Thorham yes, I can find old cases in the dumpster here and with some hammering and painting the come back to new all for a very low price
Lol I still have my 1998 computer. Will sell it for 100 any day.
I have a similar setup (p2 300mhz) but for me the most important part is that the bios configuration allows you to turn off the CPU's L1 cache which slows the computer down enough to play 386 & 286 era games at the proper speed and without the "divide error" that tends to occur when older games running on pentiums.
Carmageddon, XCOM UFO Defense, This Means War! , Rise of the Triad, Hexen, Heretic, Duke Nukem 3d, Xwing, Tie Fighter, Delta Force and far too many others.
7:43 just like the tap on the old TV case even further back in the day, made the screen brighter.
8:02 EPIC PINBALL MUSIC!, I Love that game!
Jazz JackRabbit
Descent
All this games comes in the Acer Aspire computer in 90's
I couldn't believe i was heading that too! Plus Power Slave , Terminal Velocity and midtoen madness?! MVG has quite the refined palate.
MVG could you maybe do an episode on which dosbox variants are the best for android gaming on say the gpd xd? That would be a watcher for me
Love it man & would love more stuff like this. Retro restorations make me feel all fuzzy.
1:35 I like how the processor looks more like a modern GPU than the GPU installed.
looks more like cheap gaming ram
my favorite thing with Slot-1 CPUs is how easily they can be swapped for more or less powerful slot-1 cpus. for those more demanding or cpu sensitive games
They couldn't fit L2 cache on CPU core so they have to use a slot adapter. It was a time when frauds happen because many in Asia will buy cheap CPU and just OC them and sell them as expensive ones by overclocking. It was not always stable, and people were pissed. It was good if you know what you are doing, like buying a Celeron 300A and OC it using an adapter to make it running at 450 for real cheap.
Holy crap! That was pretty much my first build in the late '90s. I probably still have the parts boxed up somewhere. Was a great system for the time.
Carmageddon, one of my all time favourites!
No mistakes were made
Man! I had a 266MHz P2 slot1 CPU in the late 90s. Memories! Loved the video!
uncanny timing - I pulled out my reverse-sleeper retro PC last week to finish building it: dual 1.4ghz Pentium III cpus, 2gb PC133 SDRAM, Quadro FX 4000 graphics card, Aureal Vortex 2 sound card (chose this for SB16 emulation support), USB 2.0 card, SATA card, SATA ssd, 24x DVD-RW IDE drive, floppy drive emulator, USB 3.0 PCI-E card in PCI-E to PCI adapter. This dual boots Windows 98SE for the handful of DOS games I play that don't work right under newer OSes, and Windows 2000 for everything else. USB 3.0 only works under Win2k due to no Win98 driver and is speed limited to the PCI bus so around 1 Gbps theoretical max but still more than 2x the speed of USB 2.0 so the front panel blue ports are still the fast ports. Trickiest part was finding a burly old PSU with enough amps on the +5v and +3.3v rails, and all that remains to finish is recap the PSU then frankenstein its guts into a Corsair HX750 case for looks + custom modular cables.

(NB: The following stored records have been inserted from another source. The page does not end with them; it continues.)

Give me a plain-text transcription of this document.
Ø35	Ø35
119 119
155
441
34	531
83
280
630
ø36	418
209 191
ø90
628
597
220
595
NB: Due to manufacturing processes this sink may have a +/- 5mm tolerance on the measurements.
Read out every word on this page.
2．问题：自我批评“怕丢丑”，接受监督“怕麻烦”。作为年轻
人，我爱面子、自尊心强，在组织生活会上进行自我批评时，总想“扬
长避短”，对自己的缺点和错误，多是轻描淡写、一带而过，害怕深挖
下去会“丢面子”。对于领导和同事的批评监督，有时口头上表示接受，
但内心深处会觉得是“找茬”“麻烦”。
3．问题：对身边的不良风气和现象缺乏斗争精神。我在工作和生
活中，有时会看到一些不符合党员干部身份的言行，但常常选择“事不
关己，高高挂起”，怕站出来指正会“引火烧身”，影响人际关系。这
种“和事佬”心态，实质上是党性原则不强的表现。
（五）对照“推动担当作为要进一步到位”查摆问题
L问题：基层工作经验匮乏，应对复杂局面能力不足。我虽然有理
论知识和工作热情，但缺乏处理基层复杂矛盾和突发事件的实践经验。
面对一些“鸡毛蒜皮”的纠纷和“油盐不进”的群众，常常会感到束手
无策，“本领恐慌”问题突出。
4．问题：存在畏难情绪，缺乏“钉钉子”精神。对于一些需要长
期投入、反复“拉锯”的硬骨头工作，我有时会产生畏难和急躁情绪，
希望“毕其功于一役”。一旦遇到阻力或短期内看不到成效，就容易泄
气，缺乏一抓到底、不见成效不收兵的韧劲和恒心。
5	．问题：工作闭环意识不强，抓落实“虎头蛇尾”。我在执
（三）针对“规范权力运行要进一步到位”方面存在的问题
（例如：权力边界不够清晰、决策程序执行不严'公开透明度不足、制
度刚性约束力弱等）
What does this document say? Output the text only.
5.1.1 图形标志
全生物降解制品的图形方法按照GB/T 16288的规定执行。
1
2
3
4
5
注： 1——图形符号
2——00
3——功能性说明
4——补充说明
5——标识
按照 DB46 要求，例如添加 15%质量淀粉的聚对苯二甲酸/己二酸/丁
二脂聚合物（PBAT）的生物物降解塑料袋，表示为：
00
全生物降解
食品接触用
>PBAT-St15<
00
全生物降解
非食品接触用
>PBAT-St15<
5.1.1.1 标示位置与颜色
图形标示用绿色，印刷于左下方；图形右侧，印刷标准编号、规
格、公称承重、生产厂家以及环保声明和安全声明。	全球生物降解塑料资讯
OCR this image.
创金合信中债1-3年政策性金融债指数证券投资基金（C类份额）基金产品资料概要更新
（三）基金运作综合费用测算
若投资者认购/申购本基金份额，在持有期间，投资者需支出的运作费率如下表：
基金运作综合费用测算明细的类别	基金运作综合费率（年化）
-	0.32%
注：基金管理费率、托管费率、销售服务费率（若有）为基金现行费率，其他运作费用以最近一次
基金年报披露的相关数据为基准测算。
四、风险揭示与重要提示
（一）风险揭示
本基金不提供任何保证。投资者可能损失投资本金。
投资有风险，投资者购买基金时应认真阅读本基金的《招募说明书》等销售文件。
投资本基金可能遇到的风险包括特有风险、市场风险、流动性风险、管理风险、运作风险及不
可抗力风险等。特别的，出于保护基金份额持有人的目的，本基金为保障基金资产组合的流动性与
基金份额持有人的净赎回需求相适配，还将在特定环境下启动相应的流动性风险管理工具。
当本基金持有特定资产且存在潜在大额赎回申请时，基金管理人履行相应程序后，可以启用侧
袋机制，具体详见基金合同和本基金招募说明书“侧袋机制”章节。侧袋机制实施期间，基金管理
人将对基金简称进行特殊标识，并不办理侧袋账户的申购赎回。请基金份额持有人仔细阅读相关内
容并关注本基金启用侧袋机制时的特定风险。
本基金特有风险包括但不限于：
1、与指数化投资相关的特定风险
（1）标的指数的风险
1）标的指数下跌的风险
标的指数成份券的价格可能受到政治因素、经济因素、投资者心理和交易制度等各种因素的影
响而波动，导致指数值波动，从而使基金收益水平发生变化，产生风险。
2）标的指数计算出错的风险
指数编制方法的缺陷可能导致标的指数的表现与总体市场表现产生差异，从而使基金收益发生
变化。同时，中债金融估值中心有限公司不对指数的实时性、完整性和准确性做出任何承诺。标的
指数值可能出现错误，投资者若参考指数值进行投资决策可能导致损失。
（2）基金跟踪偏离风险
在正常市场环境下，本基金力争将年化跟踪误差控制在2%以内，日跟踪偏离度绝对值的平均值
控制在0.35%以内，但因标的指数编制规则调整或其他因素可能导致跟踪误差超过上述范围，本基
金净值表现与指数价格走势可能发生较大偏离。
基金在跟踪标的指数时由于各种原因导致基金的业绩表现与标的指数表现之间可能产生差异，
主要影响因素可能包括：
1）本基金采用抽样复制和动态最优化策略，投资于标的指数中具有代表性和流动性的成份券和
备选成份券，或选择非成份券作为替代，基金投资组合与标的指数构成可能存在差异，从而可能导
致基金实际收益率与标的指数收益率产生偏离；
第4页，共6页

kalmtraveler there, that’s a retro rig a 366mhz p3 is laughable
Cool build. Nice tricks.
Yeah most people don't realize but the older power supplies were rated differently. With "certain" older PC's. Most of the newer power supplies won't work properly. You could potentially fry your older hardware.
Inspiring stuff. I've got a 2002 XP PC that I have been thinking about setting up as a gaming PC of that era.
I remember when I was like 8, and my dad got us Midtown Madness 2, and we setup a lan game between his "fancy" new emachine desktop, and my "older" Aptiva hand-me-down machine, and his desktop just left me behind in the dust. I don't actually know what the specs of either PC were, but there was obviously quite a heavy difference.
Mm2 was my fav, but I played it with lowest graphics and sound options, an aptiva too. Now I try to build a gamer retro pc and it bored me haha
ibm aptiva, could have been a pentium 2 166mhz or 233mhz. mine was 233mhz. 8 mb of ram ati rage 2 graphics.
just wanna let you know MVG, some of your videos gives me a huge nostalgia trip from the days when i watched Screen Savers on TechTV
I thought I was watching LGR
You were watching a MVG..... thing.
Let's go Thrifting! *puts on Spy Groove*
I was thinking metal jesus
I thought this was the 8 bit guy
neah no wood grain
8:52 Just hearing few seconds of the beginning of that demo bring me back to the best time of my computer hobby :-D
Most old games I enjoyed have already been brought to modern systems via GoG and such, but one notable omission is Blade Runner. (Likely complicated by its 16bit installer.) It still stands as one of the best adventure games made.
The original Blood Omen: Legacy of Kain can also be a pain to run on modern systems and is also a great and really atmospheric game.
No. It's because of rights.
GoG is awesome but they only have a tiny drop in the bucket compared to how many older games they could have on there. It's because they hand picked the games and made sure it would work with their launcher on newer hardware.
Also I'm sure they wouldn't have a problem figuring out how code things to get bladerunner or any other older games working. It has more to do with paying whoever owns the rights to the franchises or names.
www.gog.com/game/blade_runner Well, well, would you look a that. Just came up today.
I'm amused by the fact that GOG just released Bladerunner. :)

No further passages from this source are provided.